4. Think locale rather than language

Formatting of times, dates, numbers and names differs according to the language. In the US the month precedes the date; Islamic calendars use different references altogether. Most Continental Europe countries format numbers with spaces between thousands and a comma as the decimal separator. Others use a comma between the thousands and a period as the decimal separator (among which Norway, Spain, the US and the UK). As for user information, prefer the terms “given name/family name” to “first name/last name”; most Asian languages position the last name first. The input fields should be enabled to switch direction and support bi-directional text. A day is measured in 24 hours in some languages, in others 12 am and 12 pm hours.

5. Choose English as your source language

You can elude Shakespeare’s language if you translate into a neighboring language (for example Japanese to Chinese or French to German). If you plan on  intercontinental localization, best write in English as your source language because the wide selection of translators keeps the rates down. Alternately you can first translate into English, making it your pivot language, and from there translate into your other languages. With this intermediary step you run the risk of reducing translation quality. We translated a point of sale piece of software from French into English as a pivot language, then into twelve other languages. The French version contained two distinct expressions, “escompte” (discount for payment in cash) and “remise” (generic discount).
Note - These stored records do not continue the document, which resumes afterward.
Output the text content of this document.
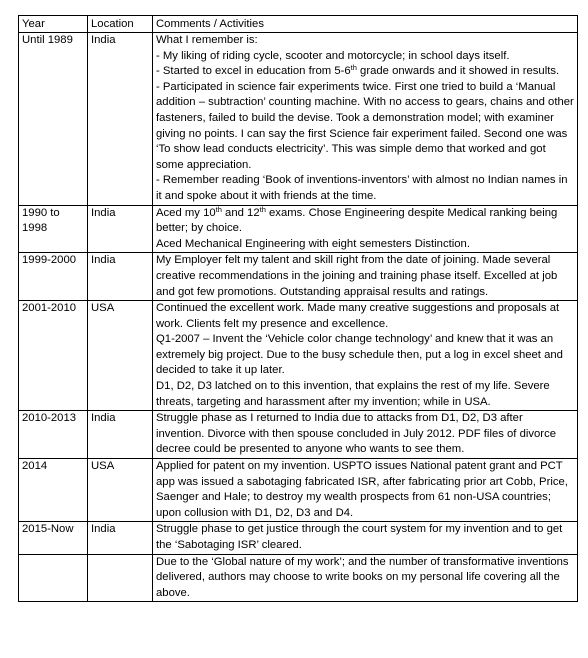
Year	Location	Comments / Activities
Until 1989	India	What I remember is:
- My liking of riding cycle, scooter and motorcycle; in school days itself.
- Started to excel in education from 5-6th grade onwards and it showed in results.
- Participated in science fair experiments twice. First one tried to build a ‘Manual addition – subtraction’ counting machine. With no access to gears, chains and other fasteners, failed to build the devise. Took a demonstration model; with examiner giving no points. I can say the first Science fair experiment failed. Second one was ‘To show lead conducts electricity’. This was simple demo that worked and got some appreciation.
- Remember reading ‘Book of inventions-inventors’ with almost no Indian names in it and spoke about it with friends at the time.

1990 to 1998	India	Aced my 10th and 12th exams. Chose Engineering despite Medical ranking being better; by choice.
Aced Mechanical Engineering with eight semesters Distinction.

1999-2000	India	My Employer felt my talent and skill right from the date of joining. Made several creative recommendations in the joining and training phase itself. Excelled at job and got few promotions. Outstanding appraisal results and ratings.

2001-2010	USA	Continued the excellent work. Made many creative suggestions and proposals at work. Clients felt my presence and excellence.
Q1-2007 – Invent the ‘Vehicle color change technology’ and knew that it was an extremely big project. Due to the busy schedule then, put a log in excel sheet and decided to take it up later.
D1, D2, D3 latched on to this invention, that explains the rest of my life. Severe threats, targeting and harassment after my invention; while in USA.

2010-2013	India	Struggle phase as I returned to India due to attacks from D1, D2, D3 after invention. Divorce with then spouse concluded in July 2012. PDF files of divorce decree could be presented to anyone who wants to see them.

2014	USA	Applied for patent on my invention. USPTO issues National patent grant and PCT app was issued a sabotaging fabricated ISR, after fabricating prior art Cobb, Price, Saenger and Hale; to destroy my wealth prospects from 61 non-USA countries; upon collusion with D1, D2, D3 and D4.

2015-Now	India	Struggle phase to get justice through the court system for my invention and to get the ‘Sabotaging ISR’ cleared.

		Due to the ‘Global nature of my work’; and the number of transformative inventions delivered, authors may choose to write books on my personal life covering all the above.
In English and the twelve consequent languages, the two meanings merged and became “discount”.

6. Test early and often

In most instances translators do not localize software interfaces in context, so they are not aware that their text is too long and pushes the placeholders, generates confusion or corrupts the software functionalities. Testing alone will make bugs stand out and allows corrective measures to be taken ahead of the release date.

 

The Don’ts

1. Don’t use the source string as string ID

If you need to update your software, you will lose the link to the translated strings in each language and will have to manually update each language. Instead, remove all the strings that the user can see from the hard code and replace them with character encoding (the UTF-8 format we talked about earlier). This includes strings in alt tabs, images, error messages and contextual pop-up help text. You can test that you have extracted all the hard-coded strings by replacing the letters in the text string with the letter A for example. The text that does not read as “AAAAAAAA” once you build the software has not been defined in the string tables.

2. Don’t use the same string ID to express different things

On one of our software localization projects, we came across the English terms “from” and “to”, used to express location, time and the transfer of data from a person to another. In German, the three meanings are translated von…zu or von…bis. As the translator did not see the source string in context, he was unable to choose between the two.
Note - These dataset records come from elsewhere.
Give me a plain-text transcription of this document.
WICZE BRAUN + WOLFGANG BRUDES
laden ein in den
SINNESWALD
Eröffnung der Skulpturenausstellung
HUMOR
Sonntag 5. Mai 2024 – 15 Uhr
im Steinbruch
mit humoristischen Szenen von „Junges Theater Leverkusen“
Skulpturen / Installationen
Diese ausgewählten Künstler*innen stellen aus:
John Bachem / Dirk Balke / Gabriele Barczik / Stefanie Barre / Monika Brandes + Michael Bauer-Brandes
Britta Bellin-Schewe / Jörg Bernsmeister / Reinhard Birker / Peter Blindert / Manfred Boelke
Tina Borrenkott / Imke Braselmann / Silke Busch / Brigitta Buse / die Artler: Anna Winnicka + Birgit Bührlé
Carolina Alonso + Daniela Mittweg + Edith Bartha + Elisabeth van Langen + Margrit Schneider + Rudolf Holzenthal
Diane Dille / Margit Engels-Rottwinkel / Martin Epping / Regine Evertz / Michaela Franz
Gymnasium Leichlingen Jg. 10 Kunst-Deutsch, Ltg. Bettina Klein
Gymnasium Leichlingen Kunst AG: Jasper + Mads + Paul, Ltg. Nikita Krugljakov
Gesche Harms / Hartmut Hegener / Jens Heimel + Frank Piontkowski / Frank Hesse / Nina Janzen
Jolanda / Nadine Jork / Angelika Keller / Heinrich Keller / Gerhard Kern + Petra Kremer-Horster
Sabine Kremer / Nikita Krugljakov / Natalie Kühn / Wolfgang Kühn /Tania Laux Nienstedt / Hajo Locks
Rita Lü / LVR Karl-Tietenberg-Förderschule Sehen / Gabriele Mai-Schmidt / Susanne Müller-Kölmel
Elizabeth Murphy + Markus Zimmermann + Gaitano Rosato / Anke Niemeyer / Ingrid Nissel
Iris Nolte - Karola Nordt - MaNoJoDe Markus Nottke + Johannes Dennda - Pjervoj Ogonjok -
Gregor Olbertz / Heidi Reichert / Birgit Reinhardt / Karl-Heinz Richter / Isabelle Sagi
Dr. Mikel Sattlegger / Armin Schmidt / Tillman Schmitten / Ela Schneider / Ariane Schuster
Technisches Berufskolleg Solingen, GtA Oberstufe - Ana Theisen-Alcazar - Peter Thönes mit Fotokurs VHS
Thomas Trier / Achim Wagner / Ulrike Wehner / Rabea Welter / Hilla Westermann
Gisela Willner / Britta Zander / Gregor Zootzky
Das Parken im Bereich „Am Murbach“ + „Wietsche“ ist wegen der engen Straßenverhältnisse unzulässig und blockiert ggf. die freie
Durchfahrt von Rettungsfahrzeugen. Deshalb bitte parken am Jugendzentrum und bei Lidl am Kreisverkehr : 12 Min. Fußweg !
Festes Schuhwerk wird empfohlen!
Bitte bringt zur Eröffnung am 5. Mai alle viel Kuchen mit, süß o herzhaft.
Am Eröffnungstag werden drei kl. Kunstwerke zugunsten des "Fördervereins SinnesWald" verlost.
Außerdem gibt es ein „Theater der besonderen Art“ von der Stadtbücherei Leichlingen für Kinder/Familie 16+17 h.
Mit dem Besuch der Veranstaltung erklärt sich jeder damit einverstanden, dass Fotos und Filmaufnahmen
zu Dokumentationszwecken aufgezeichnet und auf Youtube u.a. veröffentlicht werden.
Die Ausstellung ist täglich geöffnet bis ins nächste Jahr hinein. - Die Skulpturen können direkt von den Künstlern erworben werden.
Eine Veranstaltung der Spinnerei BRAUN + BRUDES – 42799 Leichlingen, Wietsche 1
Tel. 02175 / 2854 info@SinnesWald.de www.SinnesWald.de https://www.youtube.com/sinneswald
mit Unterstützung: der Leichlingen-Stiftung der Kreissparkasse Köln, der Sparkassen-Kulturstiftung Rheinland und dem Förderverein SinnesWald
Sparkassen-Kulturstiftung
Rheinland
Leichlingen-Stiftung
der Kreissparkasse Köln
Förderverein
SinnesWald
3. Don’t concatenate strings

Sentences are built differently according to the language, so putting two variables side by side and in a fixed order can result in clumsy sentence structures.
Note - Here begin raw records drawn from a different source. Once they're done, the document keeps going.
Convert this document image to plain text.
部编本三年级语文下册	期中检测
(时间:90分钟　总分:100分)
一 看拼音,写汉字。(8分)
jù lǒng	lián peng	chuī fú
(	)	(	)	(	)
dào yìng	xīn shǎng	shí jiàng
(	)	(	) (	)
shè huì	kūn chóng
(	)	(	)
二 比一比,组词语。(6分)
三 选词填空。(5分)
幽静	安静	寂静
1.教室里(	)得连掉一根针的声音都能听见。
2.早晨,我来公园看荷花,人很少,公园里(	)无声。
4. Don’t allow gender or numbers inside variables

In this instance the variables “pièces”, “configuration” and “zone” are feminine in French and should have been associated with “une” and “la”.

gender mistakes software localization

5. Don’t insert acronyms

We all love acronyms because they are short and sweet and replace long techie expressions that burden a sentence. Yet in most Asian languages, acronyms don’t exist because words aren’t made of letters but ideograms.

This list shows you how complex software localization is, and the many traps you can easily fall into if you don’t foresee the consequences of choosing word A instead of word B. Getting advice from your localization partner as you start writing the software code is a way to help you stay on track. Which problems have generated the worst headaches in your software localization projects?